Lent Reflection Day 13
Chapter thirteen of Unseen Warfare has an extended example of how we can train our will to acquire the virtues: I shall illustrate this by an example. Supposing someone has offended you in something whether great or small, and has aroused in you a movement of displeasure and irritation, accompanied by a suggestion of retaliation. Pay attention to yourself and hasten to realize that these movements are bent on enticing you towards evil. Therefore take up the attitude of a warrior on the defensive: (a) Stop these movements, do not let them penetrate any deeper and on no account allow your will to take their part as though they were right. This will mean resisting them. (b) But they still remain in sight, ready for a renewed attack. So rouse aversion against them, as against your enemies, and be angry with them for self- protection, until you are able to say sincerely: ‘ I hate and abhor lying” (Ps. 118:163), or: ‘I hate them with perfect hatred: I count them mine enemies” (Ps. 138:22). This will be a great blow for them, and they will retreat, but not vanish. Then: (c) Call to the Lord: “Make haste, O God, to deliver me; make haste to help me, O Lord” (Ps. 69:1). And do not cease calling thus, until not a trace of the hostile movements remains and peace is restored in your soul. (d) Having thus regained peace, do to your offender something which would show your kind and conciliatory disposition towards him, such as a friendly word, some timely favor, and so on. This would mean following the advice of David: ‘Depart from evil, and do good” (Ps. 33:15). Such actions lead straight to acquiring the habit of the virtue opposed to the passionate movements which had troubled you; and this habit strikes them to the heart and kills them.
This passages suggests to us that there is a process by which we avoid falling into sin – we do not simply tell ourselves not to sin in any particular way or generally. This is helpful to us, because as often as we tell ourselves not to sin in a particular way, that’s just when we’re most vulnerable to it. But Unseen Warfare offers us assistance in this. First we stop ourselves from sinning, but we quickly follow our resistance by meditating upon an attitude of revulsion to that sin, saying even that we hate it with a perfect hatred. And yet, this in itself is difficult for us, and may not be enough to keep us free from sin. So there is a third step - call to the Lord: “Make haste, O God, to deliver me; make haste to help me, O Lord.” Like St. Peter drowning in the Sea of Galilee, we call out to the Lord to save us, we call upon His Name, and He reaches out His hand to pull us out of the stormy waters.

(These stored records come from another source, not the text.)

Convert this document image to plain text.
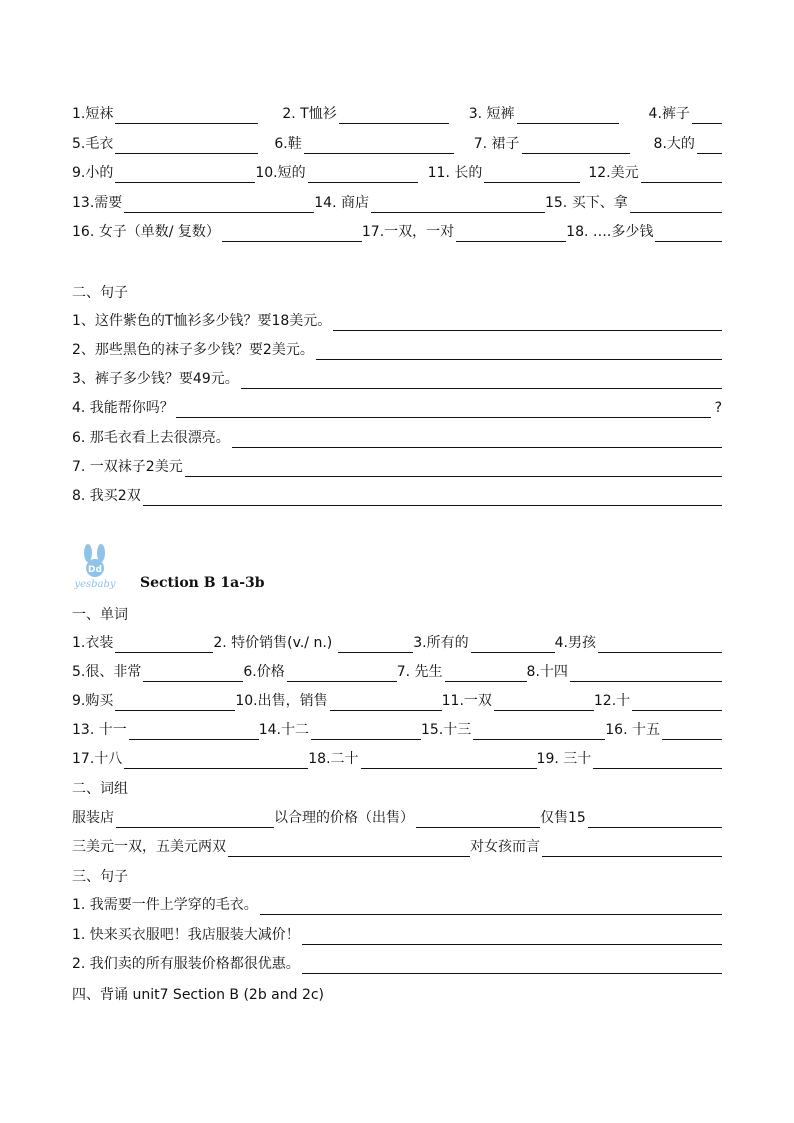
1.短袜	2. T恤衫	3. 短裤	4.裤子
5.毛衣	6.鞋	7. 裙子	8.大的
9.小的	10.短的	11. 长的	12.美元
13.需要	14. 商店	15. 买下、拿
16. 女子（单数/ 复数）	17.一双，一对	18. ….多少钱
二、句子
1、这件紫色的T恤衫多少钱？要18美元。
2、那些黑色的袜子多少钱？要2美元。
3、裤子多少钱？要49元。
4. 我能帮你吗？	?
6. 那毛衣看上去很漂亮。
7. 一双袜子2美元
8. 我买2双
Dd
yesbaby Section B 1a-3b
一、单词
1.衣装	2. 特价销售(v./ n.)	3.所有的	4.男孩
5.很、非常	6.价格	7. 先生	8.十四
9.购买	10.出售，销售	11.一双	12.十
13. 十一	14.十二	15.十三	16. 十五
17.十八	18.二十	19. 三十
二、词组
服装店	以合理的价格（出售）	仅售15
三美元一双，五美元两双	对女孩而言
三、句子
1. 我需要一件上学穿的毛衣。
1. 快来买衣服吧！我店服装大减价！
2. 我们卖的所有服装价格都很优惠。
四、背诵 unit7 Section B (2b and 2c)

But then there is a fourth step, in which we seek to, as David the prophet says, depart from evil, and do good. This is the part where we get creative. The example given by Unseen Warfare tells us to do good to the one who has wronged us. But suppose the sin doesn’t involve another person? Then we have to ask ourselves: how does this keep happening to me? When does it happen and why? Where does it happen? By answering these questions, we lay the groundwork for ourselves to acquire the habit of virtue, and avoid constantly falling into the same sins over and over again.
The advice in this chapter is pivotal to the book and to our spiritual development during this beautiful Lenten journey. As we rejoice in the thirteenth day of the great Fast, let us heed the advice of Unseen Warfare, strive to overcome sin, and prepare our hearts to worship, tomorrow, the Living God.